Recommendations regarding the possible use of this vaccine for individuals with certain immunodeficiency conditions are beyond the scope of this article. Recommendations are provided by several expert panels, such as the Advisory Committee on Immunization Practices (ACIP) in the United States.
Source
Post-vaccination reactions
The chickenpox vaccine is very easily tolerated by people; reactions to it are very rare. The majority of people who experienced any reactions to the vaccine developed local manifestations. Local reactions include the following symptoms at the injection site: swelling, induration, redness and slight soreness. These symptoms disappear within a few days and develop on the first day after immunization. In addition to local reactions, general symptoms develop in 0.1-5% of cases. Common reactions to the chickenpox vaccine include fever, rash, itchy skin, weakness, fever, and enlarged and painful lymph nodes.
Contraindications
Chickenpox vaccination is contraindicated for people who at that time have acute illnesses or exacerbation of chronic pathology. In this case, the vaccine is given after recovery or after achieving stable remission.

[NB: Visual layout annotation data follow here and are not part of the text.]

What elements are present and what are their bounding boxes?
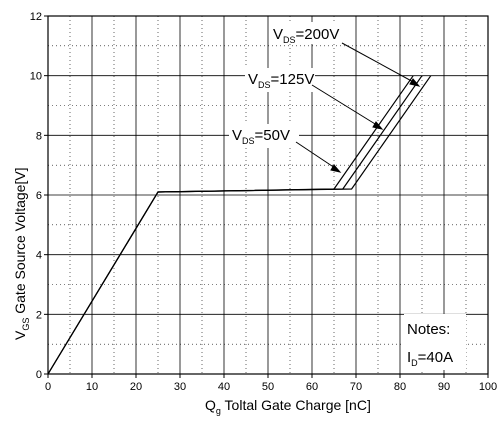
x-axis-label: Qg Toltal Gate Charge [nC] — [205, 397, 371, 416]
arrowhead-50v — [330, 164, 342, 173]
label-arrows — [295, 42, 421, 173]
y-axis-label: VGS Gate Source Voltage[V] — [12, 167, 31, 340]
series-label-200v: VDS=200V — [270, 22, 346, 45]
y-tick-label: 4 — [36, 250, 42, 262]
y-tick-label: 0 — [36, 369, 42, 381]
y-tick-label: 8 — [36, 130, 42, 142]
arrowhead-200v — [409, 78, 421, 87]
svg-text:VDS=200V: VDS=200V — [273, 26, 339, 45]
x-tick-label: 90 — [438, 381, 450, 393]
svg-text:VDS=125V: VDS=125V — [248, 71, 314, 90]
arrow-50v — [295, 141, 339, 171]
y-tick-label: 12 — [30, 11, 42, 23]
notes-id-value: ID=40A — [407, 349, 453, 368]
x-tick-label: 70 — [350, 381, 362, 393]
series-label-125v: VDS=125V — [245, 68, 315, 92]
arrow-200v — [341, 42, 418, 85]
x-tick-label: 100 — [479, 381, 497, 393]
x-tick-label: 10 — [86, 381, 98, 393]
y-tick-label: 2 — [36, 309, 42, 321]
x-tick-label: 40 — [218, 381, 230, 393]
series-label-50v: VDS=50V — [229, 124, 299, 148]
y-tick-label: 10 — [30, 71, 42, 83]
notes-title: Notes: — [407, 321, 450, 338]
notes-box — [404, 314, 466, 370]
series-line-2 — [47, 75, 432, 375]
series-lines — [47, 75, 432, 375]
x-tick-label: 80 — [394, 381, 406, 393]
svg-text:VDS=50V: VDS=50V — [232, 127, 290, 146]
x-tick-label: 0 — [45, 381, 51, 393]
x-tick-label: 30 — [174, 381, 186, 393]
x-tick-label: 60 — [306, 381, 318, 393]
tick-labels: 0 10 20 30 40 50 60 70 80 90 100 0 2 4 6 8 10 12 — [30, 11, 497, 393]
x-tick-label: 50 — [262, 381, 274, 393]
plot-frame — [47, 15, 489, 375]
arrowhead-125v — [372, 121, 384, 130]
x-tick-label: 20 — [130, 381, 142, 393]
series-line-0 — [47, 75, 414, 375]
arrow-125v — [311, 84, 381, 128]
y-tick-label: 6 — [36, 190, 42, 202]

If a person has had mild respiratory or intestinal infections, then the vaccine can be given after 2-4 weeks. If there were severe diseases of the nervous system (for example, meningitis), then the vaccination can be done at least six months after recovery.
Vaccination is absolutely contraindicated in severe immunodeficiency, when the number of lymphocytes in the blood is less than 1200 per ml. Such severe immunodeficiency can be observed against the background of tumor pathologies, AIDS, the use of corticosteroids, etc.

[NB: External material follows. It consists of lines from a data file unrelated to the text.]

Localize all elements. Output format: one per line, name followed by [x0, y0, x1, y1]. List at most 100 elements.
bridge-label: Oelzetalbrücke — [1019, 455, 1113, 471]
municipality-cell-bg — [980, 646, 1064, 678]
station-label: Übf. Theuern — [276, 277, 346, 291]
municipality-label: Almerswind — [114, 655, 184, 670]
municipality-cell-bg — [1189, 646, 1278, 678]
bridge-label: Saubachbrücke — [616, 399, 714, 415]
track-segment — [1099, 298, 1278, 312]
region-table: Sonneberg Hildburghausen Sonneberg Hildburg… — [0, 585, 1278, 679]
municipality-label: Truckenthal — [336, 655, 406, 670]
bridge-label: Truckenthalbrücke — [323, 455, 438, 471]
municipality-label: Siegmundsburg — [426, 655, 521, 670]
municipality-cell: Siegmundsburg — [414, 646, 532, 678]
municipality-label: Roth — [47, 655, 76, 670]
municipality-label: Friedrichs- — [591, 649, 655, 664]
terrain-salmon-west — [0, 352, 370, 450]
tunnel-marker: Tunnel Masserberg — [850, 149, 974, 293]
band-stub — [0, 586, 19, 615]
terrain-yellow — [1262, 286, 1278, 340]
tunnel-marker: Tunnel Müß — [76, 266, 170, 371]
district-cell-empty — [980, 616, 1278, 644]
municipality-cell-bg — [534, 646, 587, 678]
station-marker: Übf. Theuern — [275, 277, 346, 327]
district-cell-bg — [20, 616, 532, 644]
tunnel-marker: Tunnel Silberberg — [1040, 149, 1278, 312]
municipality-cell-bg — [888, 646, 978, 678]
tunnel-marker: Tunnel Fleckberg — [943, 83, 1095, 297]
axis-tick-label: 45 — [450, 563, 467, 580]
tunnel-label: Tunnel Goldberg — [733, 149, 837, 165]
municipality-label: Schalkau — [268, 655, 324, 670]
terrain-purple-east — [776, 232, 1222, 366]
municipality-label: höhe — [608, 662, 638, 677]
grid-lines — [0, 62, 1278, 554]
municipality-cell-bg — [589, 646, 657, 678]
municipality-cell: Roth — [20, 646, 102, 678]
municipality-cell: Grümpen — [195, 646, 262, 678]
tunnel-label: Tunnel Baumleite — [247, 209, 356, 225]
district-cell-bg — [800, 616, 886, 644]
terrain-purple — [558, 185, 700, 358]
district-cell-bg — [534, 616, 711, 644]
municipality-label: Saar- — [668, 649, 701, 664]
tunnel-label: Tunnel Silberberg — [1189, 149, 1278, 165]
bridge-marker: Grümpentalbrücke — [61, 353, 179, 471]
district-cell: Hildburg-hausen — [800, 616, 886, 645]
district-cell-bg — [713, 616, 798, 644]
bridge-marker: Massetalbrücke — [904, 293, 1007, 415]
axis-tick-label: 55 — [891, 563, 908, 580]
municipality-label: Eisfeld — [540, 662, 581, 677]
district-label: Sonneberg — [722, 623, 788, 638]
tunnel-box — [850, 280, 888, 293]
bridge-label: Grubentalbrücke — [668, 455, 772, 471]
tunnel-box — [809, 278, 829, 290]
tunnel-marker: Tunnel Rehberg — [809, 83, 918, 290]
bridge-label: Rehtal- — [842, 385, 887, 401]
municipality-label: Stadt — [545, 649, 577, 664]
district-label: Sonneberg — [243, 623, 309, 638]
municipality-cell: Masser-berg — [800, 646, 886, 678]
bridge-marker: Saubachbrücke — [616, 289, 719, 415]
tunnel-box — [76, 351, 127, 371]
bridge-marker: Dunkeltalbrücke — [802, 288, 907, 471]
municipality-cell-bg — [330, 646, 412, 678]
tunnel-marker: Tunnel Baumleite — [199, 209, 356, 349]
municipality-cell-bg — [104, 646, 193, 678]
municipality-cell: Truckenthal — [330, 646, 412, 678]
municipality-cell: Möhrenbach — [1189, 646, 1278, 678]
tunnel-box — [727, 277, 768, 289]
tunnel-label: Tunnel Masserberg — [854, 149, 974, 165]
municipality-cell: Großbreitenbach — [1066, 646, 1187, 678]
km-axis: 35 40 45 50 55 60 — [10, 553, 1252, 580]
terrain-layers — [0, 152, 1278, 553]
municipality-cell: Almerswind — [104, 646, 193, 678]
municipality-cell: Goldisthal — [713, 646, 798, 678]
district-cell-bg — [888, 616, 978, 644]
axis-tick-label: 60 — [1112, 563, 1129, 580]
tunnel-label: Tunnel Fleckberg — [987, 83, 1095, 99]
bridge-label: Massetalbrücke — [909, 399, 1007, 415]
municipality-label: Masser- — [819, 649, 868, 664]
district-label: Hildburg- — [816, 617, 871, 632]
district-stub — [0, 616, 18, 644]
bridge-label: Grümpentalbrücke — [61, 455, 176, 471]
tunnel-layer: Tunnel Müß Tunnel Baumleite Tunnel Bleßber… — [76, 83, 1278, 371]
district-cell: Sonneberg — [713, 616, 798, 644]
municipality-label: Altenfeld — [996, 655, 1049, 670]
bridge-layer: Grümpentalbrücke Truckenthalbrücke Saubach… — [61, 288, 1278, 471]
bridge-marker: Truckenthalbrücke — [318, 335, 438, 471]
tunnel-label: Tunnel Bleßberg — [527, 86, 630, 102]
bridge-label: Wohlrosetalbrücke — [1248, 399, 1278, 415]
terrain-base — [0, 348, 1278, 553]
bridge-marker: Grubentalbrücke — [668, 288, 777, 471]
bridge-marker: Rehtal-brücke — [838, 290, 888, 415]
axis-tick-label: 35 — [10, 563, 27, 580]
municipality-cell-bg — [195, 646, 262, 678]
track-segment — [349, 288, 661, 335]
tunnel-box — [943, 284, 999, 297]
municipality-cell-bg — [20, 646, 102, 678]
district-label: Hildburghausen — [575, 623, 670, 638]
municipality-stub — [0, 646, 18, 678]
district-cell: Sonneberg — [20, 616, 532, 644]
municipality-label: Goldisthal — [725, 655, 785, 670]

Pregnancy (or planned pregnancy within 3 months) is also a contraindication for chickenpox vaccination. If surgery is to be performed, the vaccination should be done at least a month before the procedure.
Vaccines have another contraindication - an allergy to neomycin or other components of the drug, as well as a severe reaction to a previous vaccine administration.
You cannot vaccinate against chickenpox if there have been episodes of administration of immunoglobulins and blood products within six months prior to this point. You should refrain from administering these drugs for 3 weeks after the chickenpox vaccination.
Using Varilrix in combination with other vaccines
The Varilrix® vaccine can be administered simultaneously with all drugs from the national preventive vaccination calendar on the same day, in different parts of the body, with the exception of the BCG vaccine and the rabies vaccine (rabies vaccination).
The use of the Varilrix® vaccine in combination with other vaccinations does not affect their immunogenicity (ability to develop immunity). Tolerability of vaccines does not deteriorate, and the number of adverse reactions does not increase.
Administering several vaccines on the same day does not place an excessive burden on the immune system.
Administration of the Varilrix® vaccine is possible no earlier than 3 months after the administration of immunoglobulins or after blood transfusion.